Ступени профессии - страница 29

стр.

Как уже говорилось выше, музицирование Самосуда было лишено внешних эффектов и неожиданностей. Изменения традиционного темпа или нюанса не вызывали удивления или протеста, они были логичны, убедительны и всегда с чувством меры. Удивительное это свойство, оно способно сделать художника универсальным!

Самосуд и был таким музыкантом. Он был интерпретатором Кшенека[21], Прокофьева, Шостаковича. Способствовал грандиозной в свое время популярности «Тихого Дона» Дзержинского[22].

Он, создавший на советской сцене новую исполнительскую традицию «Ивана Сусанина», был образцом дирижирования оперетт. Поразительное ощущение стиля дополнялось его владением магическим «чуть-чуть», когда все очень просто, и нет нажима, нет развязности, но есть благородство, изысканность, артистизм… Черт знает, как трудно говорить о музыке!..

Позволю себе оживить сказанное примерами. «Пиковой дамой» Самосуд дирижировал превосходно, никто так не мог, даже «король дирижеров» Большого театра Вячеслав Иванович Сук. Эта опера требует собранности и сдержанности. Она провоцирует дирижера на эффекты и, вместе с тем, не выносит их.

Начало IV картины — место, где дирижер должен «схватить за душу». И вдруг у Самосуда размеренное, монотонное, даже формальное, без всякого расчета на чувствительность, ostinato. Какая-то страшная статика.

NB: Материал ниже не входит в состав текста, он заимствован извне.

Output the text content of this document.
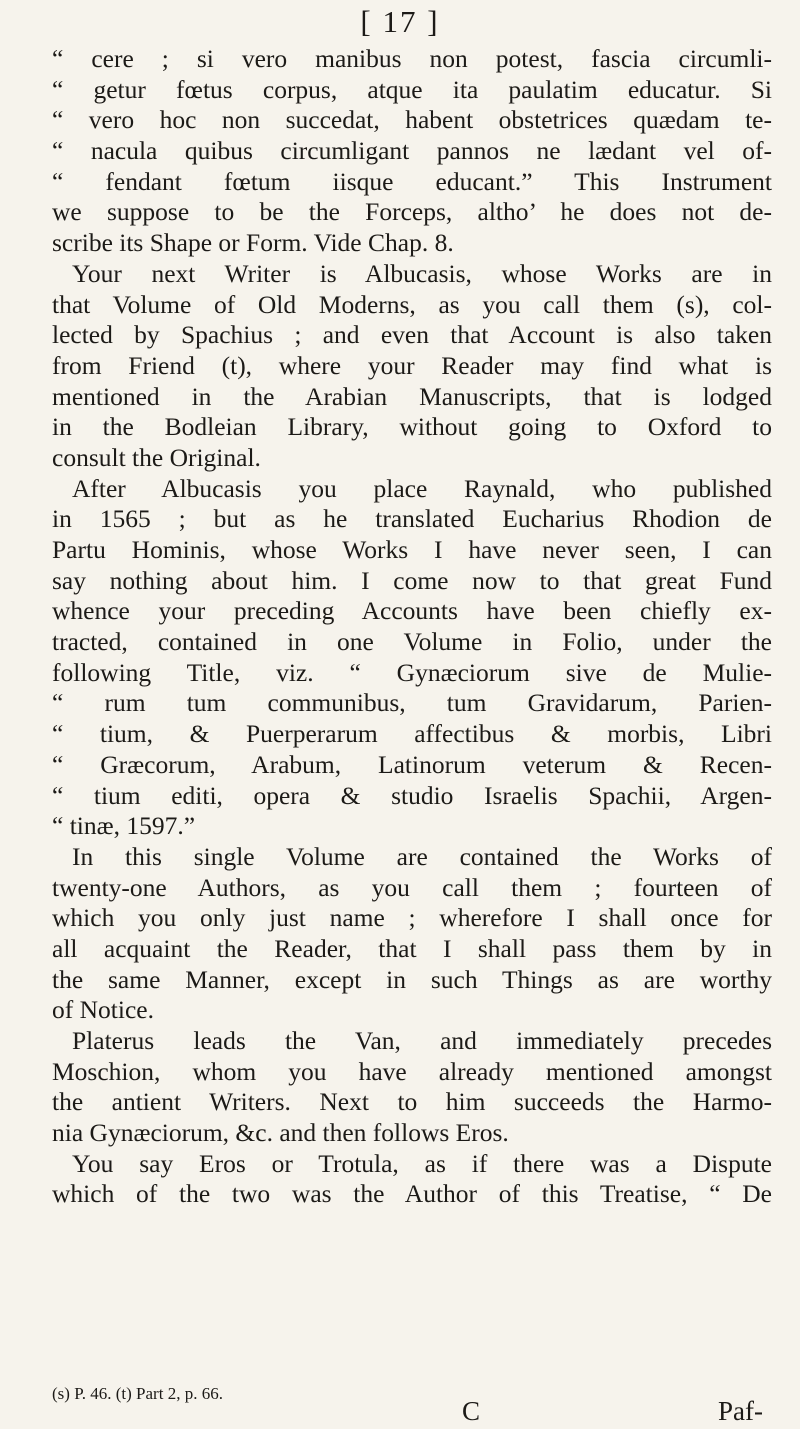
[ 17 ]
“ cere ; si vero manibus non potest, fascia circumli-
“ getur fœtus corpus, atque ita paulatim educatur. Si
“ vero hoc non succedat, habent obstetrices quædam te-
“ nacula quibus circumligant pannos ne lædant vel of-
“ fendant fœtum iisque educant.” This Instrument
we suppose to be the Forceps, altho’ he does not de-
scribe its Shape or Form. Vide Chap. 8.
Your next Writer is Albucasis, whose Works are in
that Volume of Old Moderns, as you call them (s), col-
lected by Spachius ; and even that Account is also taken
from Friend (t), where your Reader may find what is
mentioned in the Arabian Manuscripts, that is lodged
in the Bodleian Library, without going to Oxford to
consult the Original.
After Albucasis you place Raynald, who published
in 1565 ; but as he translated Eucharius Rhodion de
Partu Hominis, whose Works I have never seen, I can
say nothing about him. I come now to that great Fund
whence your preceding Accounts have been chiefly ex-
tracted, contained in one Volume in Folio, under the
following Title, viz. “ Gynæciorum sive de Mulie-
“ rum tum communibus, tum Gravidarum, Parien-
“ tium, & Puerperarum affectibus & morbis, Libri
“ Græcorum, Arabum, Latinorum veterum & Recen-
“ tium editi, opera & studio Israelis Spachii, Argen-
“ tinæ, 1597.”
In this single Volume are contained the Works of
twenty-one Authors, as you call them ; fourteen of
which you only just name ; wherefore I shall once for
all acquaint the Reader, that I shall pass them by in
the same Manner, except in such Things as are worthy
of Notice.
Platerus leads the Van, and immediately precedes
Moschion, whom you have already mentioned amongst
the antient Writers. Next to him succeeds the Harmo-
nia Gynæciorum, &c. and then follows Eros.
You say Eros or Trotula, as if there was a Dispute
which of the two was the Author of this Treatise, “ De
(s) P. 46. (t) Part 2, p. 66.
C	Paf-
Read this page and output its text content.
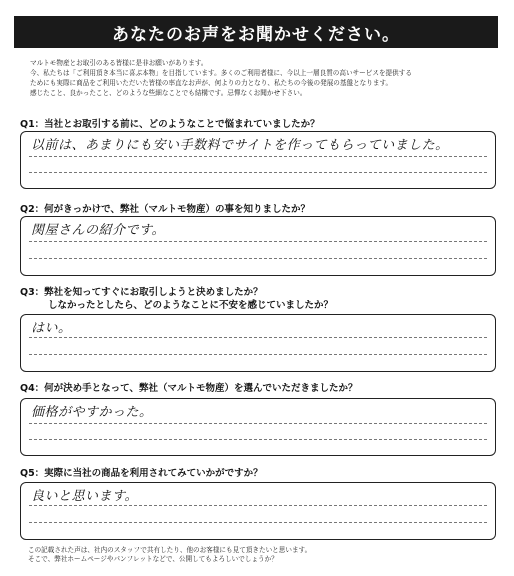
あなたのお声をお聞かせください。
マルトモ物産とお取引のある皆様に是非お願いがあります。
今、私たちは「ご利用頂き本当に喜ぶ本物」を目指しています。多くのご利用者様に、今以上一層良質の高いサービスを提供する
ためにも実際に商品をご利用いただいた皆様の率直なお声が、何よりの力となり、私たちの今後の発展の基盤となります。
感じたこと、良かったこと、どのような些細なことでも結構です。忌憚なくお聞かせ下さい。
Q1：当社とお取引する前に、どのようなことで悩まれていましたか？
以前は、あまりにも安い手数料でサイトを作ってもらっていました。
Q2：何がきっかけで、弊社（マルトモ物産）の事を知りましたか？
関屋さんの紹介です。
Q3：弊社を知ってすぐにお取引しようと決めましたか？
しなかったとしたら、どのようなことに不安を感じていましたか？
はい。
Q4：何が決め手となって、弊社（マルトモ物産）を選んでいただきましたか？
価格がやすかった。
Q5：実際に当社の商品を利用されてみていかがですか？
良いと思います。
この記載された声は、社内のスタッフで共有したり、他のお客様にも見て頂きたいと思います。
そこで、弊社ホームページやパンフレットなどで、公開してもよろしいでしょうか？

Снято esspressivo и vibrato. Жутко! Кто мог подумать, что это так просто?

У Самосуда в «Иоланте» везде сохранялись сама чистота и ясность. И ни чуточки тривиальности, ни грана сентиментальности, безвкусной банальности, опасных в этой партитуре, если дирижер не обладает строгим вкусом.

Вступление к опере «Руслан и Людмила» казалось вихрем, темп был чуть-чуть подвинут. (Ох, это «чуть-чуть»!) А в каноне было piano, от которого театр замирал.

Я все это видел и слышал, пишу объективную правду о художнике, которой пока никто не написал.

Можно было бы отметить, что были у Самосуда и такие спектакли в последнее время, в которых было много «не вместе», что, увлекшись новой постановкой, он терял интерес к прежней, что он не столько думал о вечернем спектакле, сколько о новом открытии, которому отдавал себя целиком, без остатка, что не всегда следил за элементарным сохранением художественного порядка в театре.

Но все эти мелочи были ничтожны в сравнении с тем, что он вложил в искусство. Я знал Самосуда в последние годы его работы в Большом театре. Пишу только о том, что видел и слышал сам, что удалось ухватить из огромного опыта, которым он обладал и который старался передать мне. Я был влюблен в Самосуда — человека, художника, открывателя!

Мне кажется порой (пусть это не будет выглядеть хвастовством!), что крупицы его творческих принципов и интересов живут во мне.

Если бы так!

НАУКА ПАЗОВСКОГО

Самуила Абрамовича Самосуда сменил Арий Моисеевич Пазовский.

В пустой аванложе бельэтажа, где мы, молодые, привыкли балагурить по вечерам, появился величественный мужчина в сопровождении Серафимы Яковлевны Ковалевой — все знающим, все понимающим, всем распоряжающимся секретарем дирекции. По ее укоризненному взгляду в наш адрес («С баловством покончено, начинается другая жизнь, пора понять!») мы смекнули, что помещение надо освободить. Строгий мужчина взглянул на нас, как на сор, который предстоит вымести из театра и установить новый порядок: «Здесь будет стол, а здесь рояль». «А здесь мы поставим диван», — залепетала Серафима Яковлевна. Мы доверяли ей, любили ее и поэтому почувствовали, что действительно наступила новая эра в жизни театра, или, как мы сформулировали, «лафа с общительным Самосудом кончена». Будет наведен порядок.

Невозможно было себе представить Самосуда с его ботиками, шубой на плечах и шапкой набекрень, с его любовью ко всякого рода розыгрышам, наконец, с его обаянием, сидящим в кабинете. Он руководил театром, проходя по коридорам, заходя в канцелярию, сидя в зрительном зале или на сцене, держа за пуговицу артиста на улице. Пазовскому же был нужен кабинет для планомерной художественной деятельности (с самого начала он объявил, что вопросами административными он заниматься не будет).